Chairman of Aarin Capital T.V. Mohandas Pai and Founder and Chief Executive Officer of ToneTag Kumar Abhishek launch eKosha, ToneTag's voice-first AI business assistant that transforms payment devices into always-on banking touchpoints, in Bengaluru on Thursday. | Photo Credit: ANI

India's current constraints in capital and computing infrastructure make practical AI adoption the more sensible priority over opting to chase the expensive race to build frontier large language models (LLMs), recommended Mohandas Pai, chairman of venture capital firm Aarin Capital and former CFO at Infosys.

He was speaking at the launch of fintech firm ToneTag’s voice-first merchant banking platform eKosha here on Wednesday.

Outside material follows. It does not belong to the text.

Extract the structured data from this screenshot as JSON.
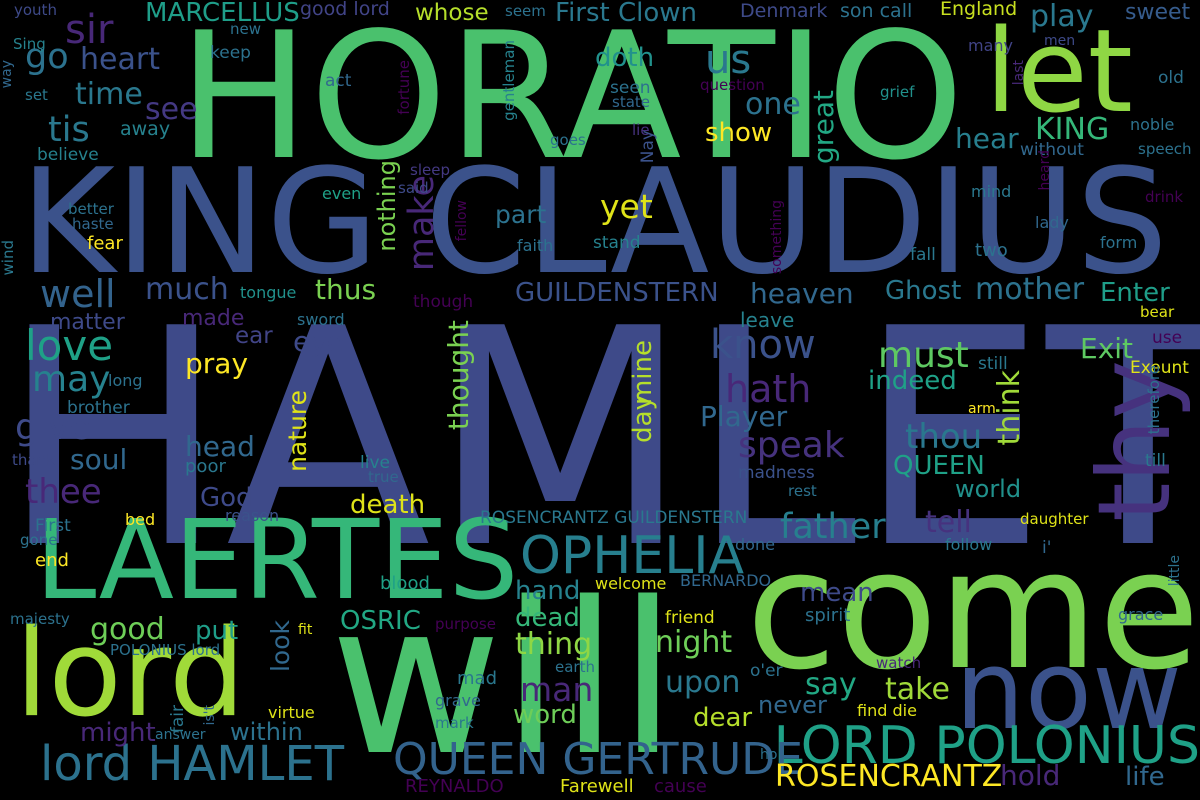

Mr. Pai further said India should focus on deploying AI to solve real-world problems along with improving productivity. “India’s AI success would ultimately be measured not by the number of frontier models it builds, but by how effectively AI improves the lives and productivity of ordinary citizens, entrepreneurs and small businesses,’’ he said.

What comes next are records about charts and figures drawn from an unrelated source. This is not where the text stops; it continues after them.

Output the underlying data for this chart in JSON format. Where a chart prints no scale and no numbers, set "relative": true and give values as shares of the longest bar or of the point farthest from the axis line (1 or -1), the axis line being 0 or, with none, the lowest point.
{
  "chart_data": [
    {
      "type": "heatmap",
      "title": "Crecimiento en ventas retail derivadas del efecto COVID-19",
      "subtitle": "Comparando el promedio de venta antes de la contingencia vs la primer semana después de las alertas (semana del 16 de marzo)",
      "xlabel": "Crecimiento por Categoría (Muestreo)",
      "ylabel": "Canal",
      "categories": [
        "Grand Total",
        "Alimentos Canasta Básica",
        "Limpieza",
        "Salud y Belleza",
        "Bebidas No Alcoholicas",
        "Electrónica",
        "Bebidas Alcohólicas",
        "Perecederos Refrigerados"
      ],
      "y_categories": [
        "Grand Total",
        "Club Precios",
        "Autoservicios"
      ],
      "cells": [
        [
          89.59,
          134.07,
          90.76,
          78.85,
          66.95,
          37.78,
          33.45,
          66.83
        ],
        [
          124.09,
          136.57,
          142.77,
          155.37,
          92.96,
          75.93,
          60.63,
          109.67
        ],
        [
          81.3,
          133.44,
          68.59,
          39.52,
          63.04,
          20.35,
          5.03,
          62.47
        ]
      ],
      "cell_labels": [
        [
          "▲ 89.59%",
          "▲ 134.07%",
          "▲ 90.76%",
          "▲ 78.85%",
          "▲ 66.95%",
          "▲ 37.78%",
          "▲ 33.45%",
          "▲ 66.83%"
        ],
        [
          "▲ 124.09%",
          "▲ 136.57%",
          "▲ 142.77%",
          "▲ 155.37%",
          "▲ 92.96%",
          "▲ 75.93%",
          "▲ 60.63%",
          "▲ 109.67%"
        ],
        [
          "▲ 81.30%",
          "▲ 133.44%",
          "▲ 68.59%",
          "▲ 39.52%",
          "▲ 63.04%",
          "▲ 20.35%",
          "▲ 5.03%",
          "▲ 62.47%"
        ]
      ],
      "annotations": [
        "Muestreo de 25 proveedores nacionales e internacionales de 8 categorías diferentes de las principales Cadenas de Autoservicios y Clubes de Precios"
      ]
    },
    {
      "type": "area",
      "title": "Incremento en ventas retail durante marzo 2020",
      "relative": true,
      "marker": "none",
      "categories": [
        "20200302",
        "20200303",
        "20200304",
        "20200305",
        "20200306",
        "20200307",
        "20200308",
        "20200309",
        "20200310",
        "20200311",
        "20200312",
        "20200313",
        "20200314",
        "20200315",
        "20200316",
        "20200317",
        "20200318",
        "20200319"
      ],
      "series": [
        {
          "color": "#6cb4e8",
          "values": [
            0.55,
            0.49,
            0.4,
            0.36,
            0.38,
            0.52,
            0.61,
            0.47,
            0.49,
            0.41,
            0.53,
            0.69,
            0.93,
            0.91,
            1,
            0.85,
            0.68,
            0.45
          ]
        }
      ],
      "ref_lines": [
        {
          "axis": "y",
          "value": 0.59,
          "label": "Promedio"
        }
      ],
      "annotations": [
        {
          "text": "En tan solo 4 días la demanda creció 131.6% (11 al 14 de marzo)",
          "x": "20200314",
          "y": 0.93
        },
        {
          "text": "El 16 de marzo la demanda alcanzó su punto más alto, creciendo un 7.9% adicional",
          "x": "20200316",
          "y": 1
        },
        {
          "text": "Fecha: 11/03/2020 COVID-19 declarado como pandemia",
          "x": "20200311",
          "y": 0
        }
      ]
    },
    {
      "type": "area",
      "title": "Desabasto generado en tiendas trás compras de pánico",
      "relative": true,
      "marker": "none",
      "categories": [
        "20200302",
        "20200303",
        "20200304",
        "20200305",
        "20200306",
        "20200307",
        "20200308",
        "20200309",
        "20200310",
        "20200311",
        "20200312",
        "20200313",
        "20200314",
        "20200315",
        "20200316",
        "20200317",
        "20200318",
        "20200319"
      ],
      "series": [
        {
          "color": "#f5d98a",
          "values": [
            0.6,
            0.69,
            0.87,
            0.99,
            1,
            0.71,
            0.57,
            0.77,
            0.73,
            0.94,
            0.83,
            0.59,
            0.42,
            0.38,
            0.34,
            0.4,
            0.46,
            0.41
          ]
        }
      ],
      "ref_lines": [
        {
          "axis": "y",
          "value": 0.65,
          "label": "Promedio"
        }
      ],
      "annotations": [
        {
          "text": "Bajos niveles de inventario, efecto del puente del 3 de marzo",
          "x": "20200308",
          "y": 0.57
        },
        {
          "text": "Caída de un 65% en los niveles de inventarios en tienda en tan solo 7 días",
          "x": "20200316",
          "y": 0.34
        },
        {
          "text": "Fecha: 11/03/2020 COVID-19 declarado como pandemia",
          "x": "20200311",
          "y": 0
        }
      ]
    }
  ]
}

According to him, the public discourse lacks recognition of enormous investments and infrastructure efforts required for building LLMs and the country has become overly focused on whether it was building LLMs.

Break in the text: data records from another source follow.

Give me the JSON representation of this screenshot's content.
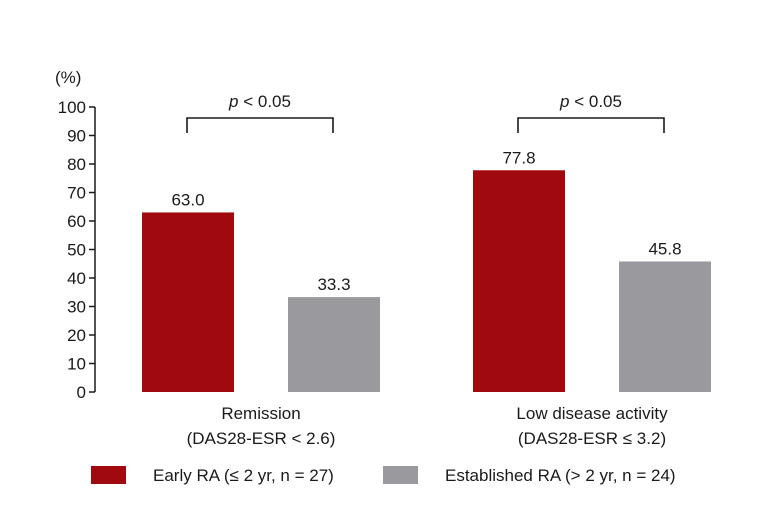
{
  "chart_data": {
    "type": "bar",
    "ylabel": "(%)",
    "ylim": [
      0,
      100
    ],
    "yticks": [
      0,
      10,
      20,
      30,
      40,
      50,
      60,
      70,
      80,
      90,
      100
    ],
    "categories": [
      {
        "line1": "Remission",
        "line2": "(DAS28-ESR < 2.6)"
      },
      {
        "line1": "Low disease activity",
        "line2": "(DAS28-ESR ≤ 3.2)"
      }
    ],
    "series": [
      {
        "name": "Early RA (≤ 2 yr, n = 27)",
        "color": "#a00a0f",
        "values": [
          63.0,
          77.8
        ],
        "labels": [
          "63.0",
          "77.8"
        ]
      },
      {
        "name": "Established RA (> 2 yr, n = 24)",
        "color": "#9a9a9e",
        "values": [
          33.3,
          45.8
        ],
        "labels": [
          "33.3",
          "45.8"
        ]
      }
    ],
    "annotations": [
      {
        "p": "p",
        "text": " < 0.05",
        "category_index": 0
      },
      {
        "p": "p",
        "text": " < 0.05",
        "category_index": 1
      }
    ],
    "legend_position": "bottom",
    "grid": false
  }
}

“We see so many criticisms in this country by people who suddenly become experts on AI and technology, saying, why are you not building LLMs, or why are you not doing this? Building LLMs costs $35-40 billion, and nobody is writing that cheque in this country,” Mr. Pai stated.

He also said that access to massive hyperscale computing infrastructure was essential for developing the frontier AI models. To create AI, the country required hyper-cloud, and it has two gigawatts of capacity, while the US has 40 GW, and the US would be investing some $3 trillion over the next two years. “In India, we are still to start the voyage,” he commented.

Voice AI will be the future

Voice would be the next major interface for digital services, replacing many app-based interactions by enabling people to communicate with technology in the most natural way, opined Mr. Pai, adding, “Voice is the primary means by which human beings communicate.’’

The practicality of voice interfaces is exponentially increasing across Indian languages due to advances in speech recognition, speech-to-speech translation and small language models, he observed.

AI and robotics were likely to automate a significant share of human activities in the coming years, and it was essential to equip India’s more than 60 million MSMEs with affordable technologies that improve productivity, he recommended.